- Obiekty obecne na szczycie UE uznane zostały za niebezpieczne w celu omawiania tajemnic państwowych.
- Dlatego też Unia Europejska buduje “odporny na szpiegów” bunkier.
- W brukselskiej bazie przywódcy będą mogli omawiać tajemnice bez rosyjskich lub innych podsłuchiwaczy.
- Jego wartość oceniana jest na 8 mln euro.
- Zobacz też: Piłka nożna kobiet: Angielki wygrały 8:0, “ale niestety” były białe. BBC w oparach absurdu [WIDEO]
Budowany bezpieczny bunkier pomieści około stu osób: do 34 liderów i 34 osoby sporządzające notatki, a także personel protokolarny, techniczny i gastronomiczny. UE ma 27 członków, ale w przyszłości może się rozszerzyć. Bezpieczny pokój będzie wykorzystywany do spotkań niższego szczebla przez ambasadorów i wyższych urzędników UE.

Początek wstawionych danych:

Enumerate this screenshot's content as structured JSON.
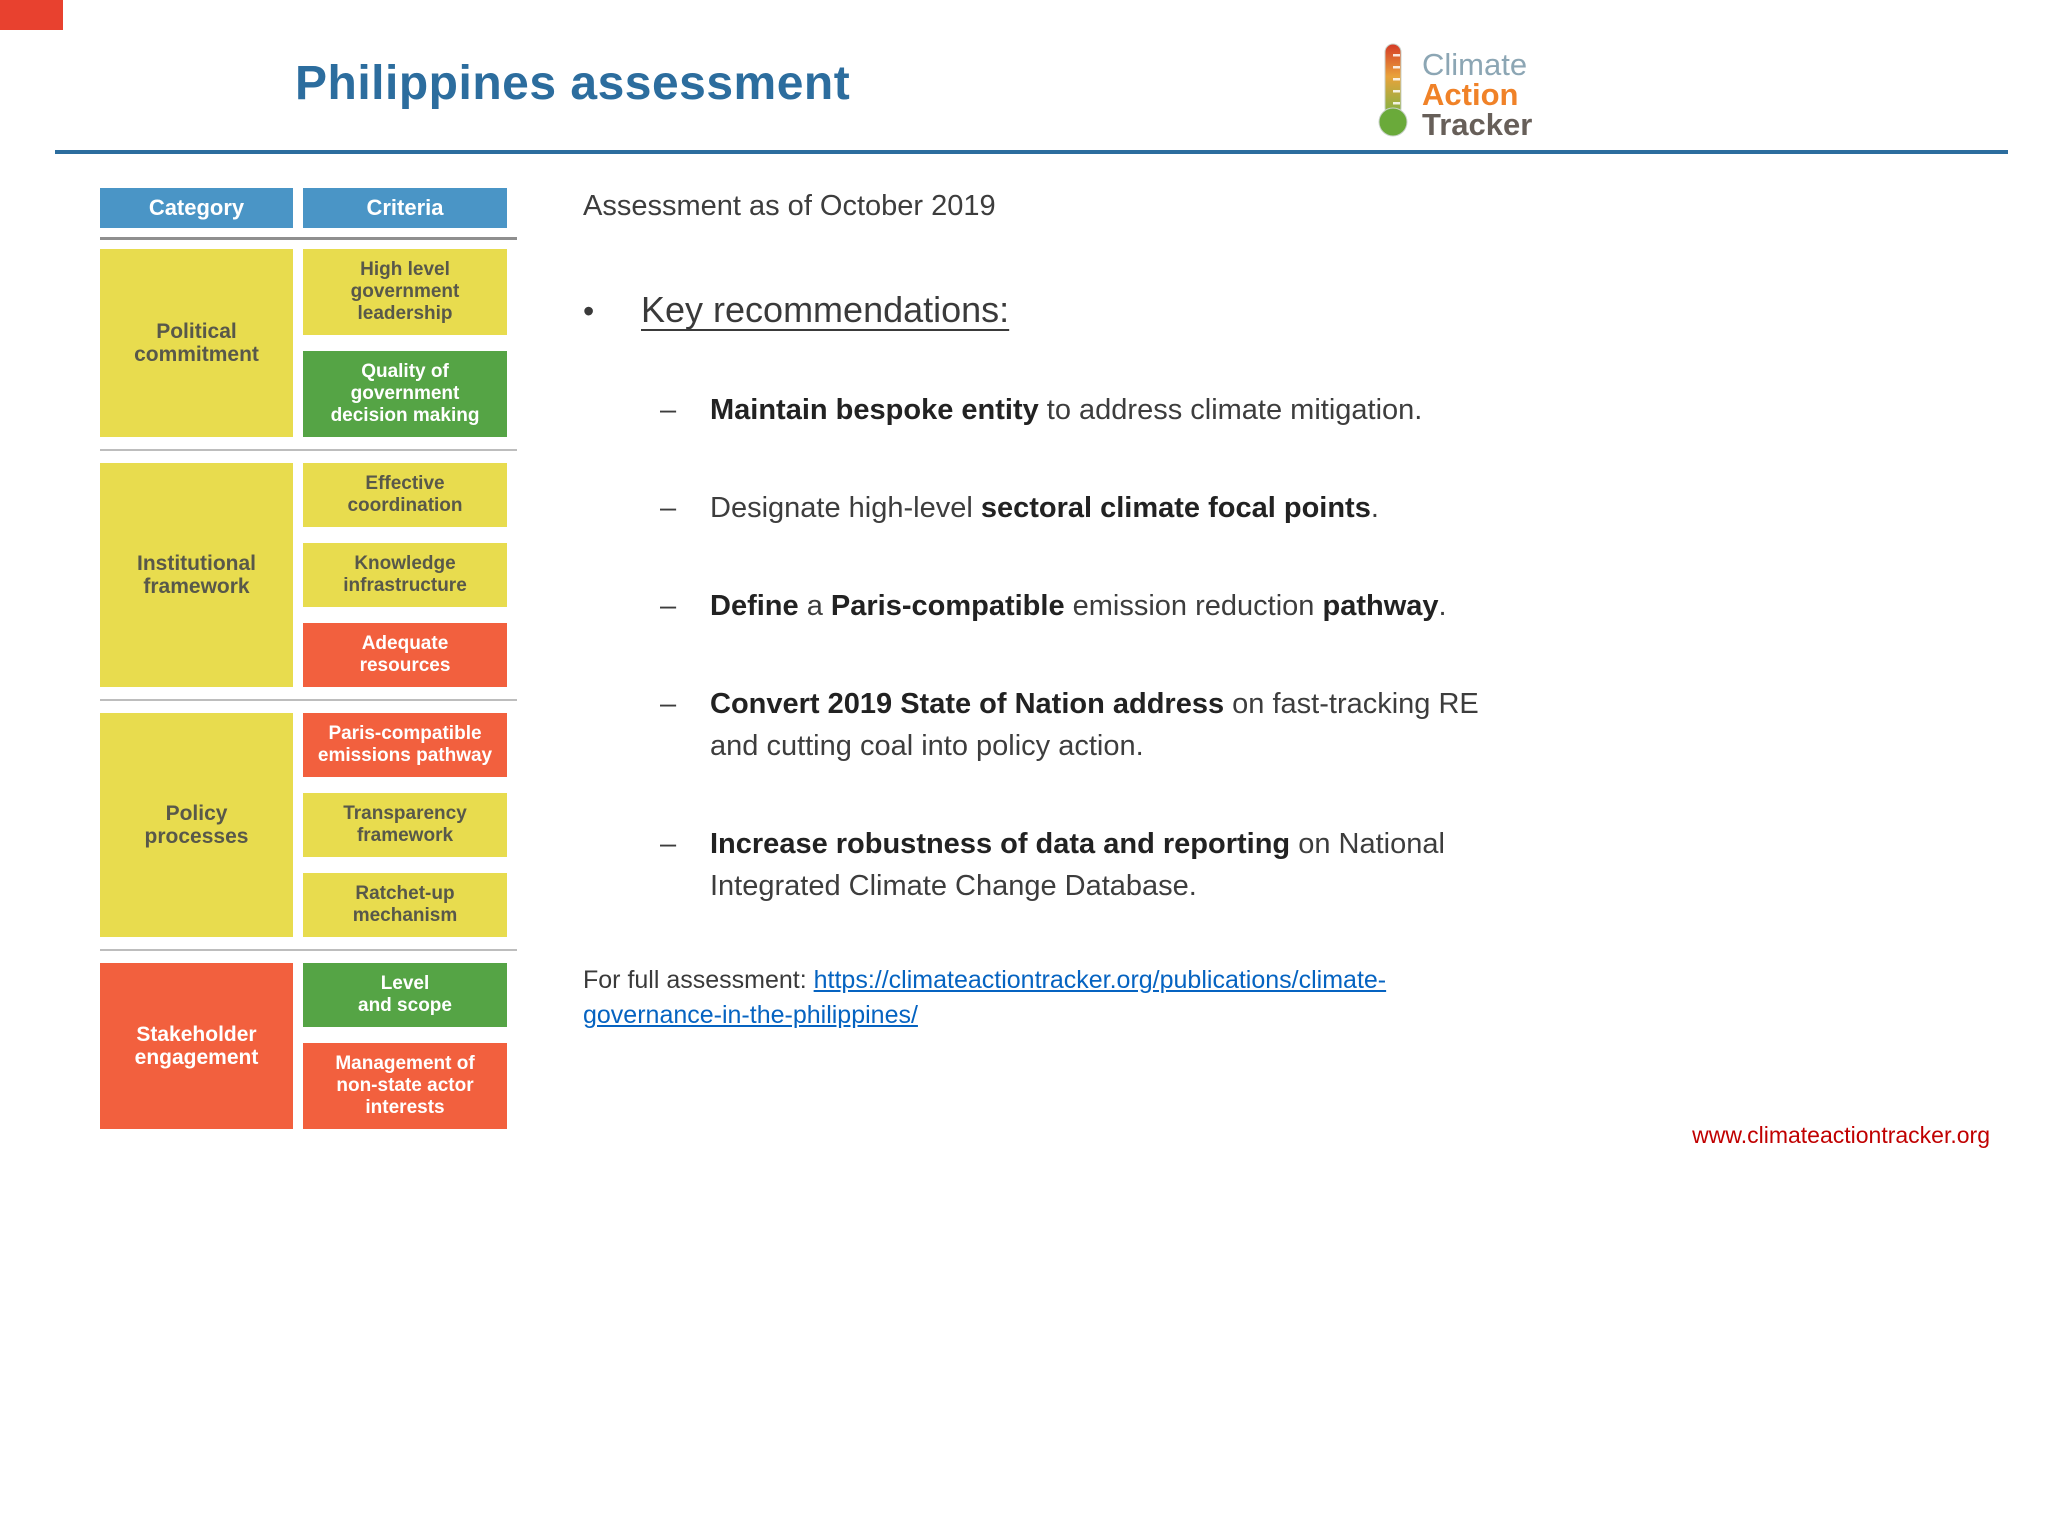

Sala będzie niedostępna, ale wyposażona w wewnętrzną technologię telekonferencyjną na dużym ekranie oraz mikrofony podłączone na stałe do równie bezpiecznych kabin dla 30 tłumaczy. Zarówno sala konferencyjna, jak i kabiny zostaną zamknięte w certyfikowanej przez NATO klatce izolacyjnej, aby złagodzić ryzyko wykorzystania fal elektromagnetycznych i radiowych generowanych przez ekrany i przewody IT, które można przechwycić zdalnie.
Bezpieczeństwo
Każdy, kto wejdzie, nawet jeśli jest sprzątaczem, będzie musiał mieć specjalne poświadczenie “Secret EU”. Przywódcy i pracownicy UE będą musieli zostawić swoje telefony, laptopy, inteligentne zegarki, elektroniczne breloki, a nawet aparaty słuchowe w dźwiękoszczelnych szafkach poza komorą.
Obiekt ma powstać do 2024 roku w kompleksie Rady UE w Brukseli, w którym odbywają się już szczyty. Dokładna lokalizacja nie została jeszcze ustalona, ale urzędnicy szukają miejsca w pobliżu normalnej sali szczytu UE, aby przywódcy mogli łatwiej poruszać się tam i z powrotem. Zapewni „odpowiedni poziom komfortu dla VIP-ów (meble, krzesła itp.) oraz odpowiedni stały wystrój (np. flagi, ale bez kwiatów lub innych przedmiotów często wymienianych)”.
Dwóch rosyjskich szpiegów wydalonych niedawno przez Belgię było specjalistami od przechwytywania sygnałów. Chiny i Izrael były również zamieszane w skandale z podsłuchami UE w Brukseli w ostatnich latach.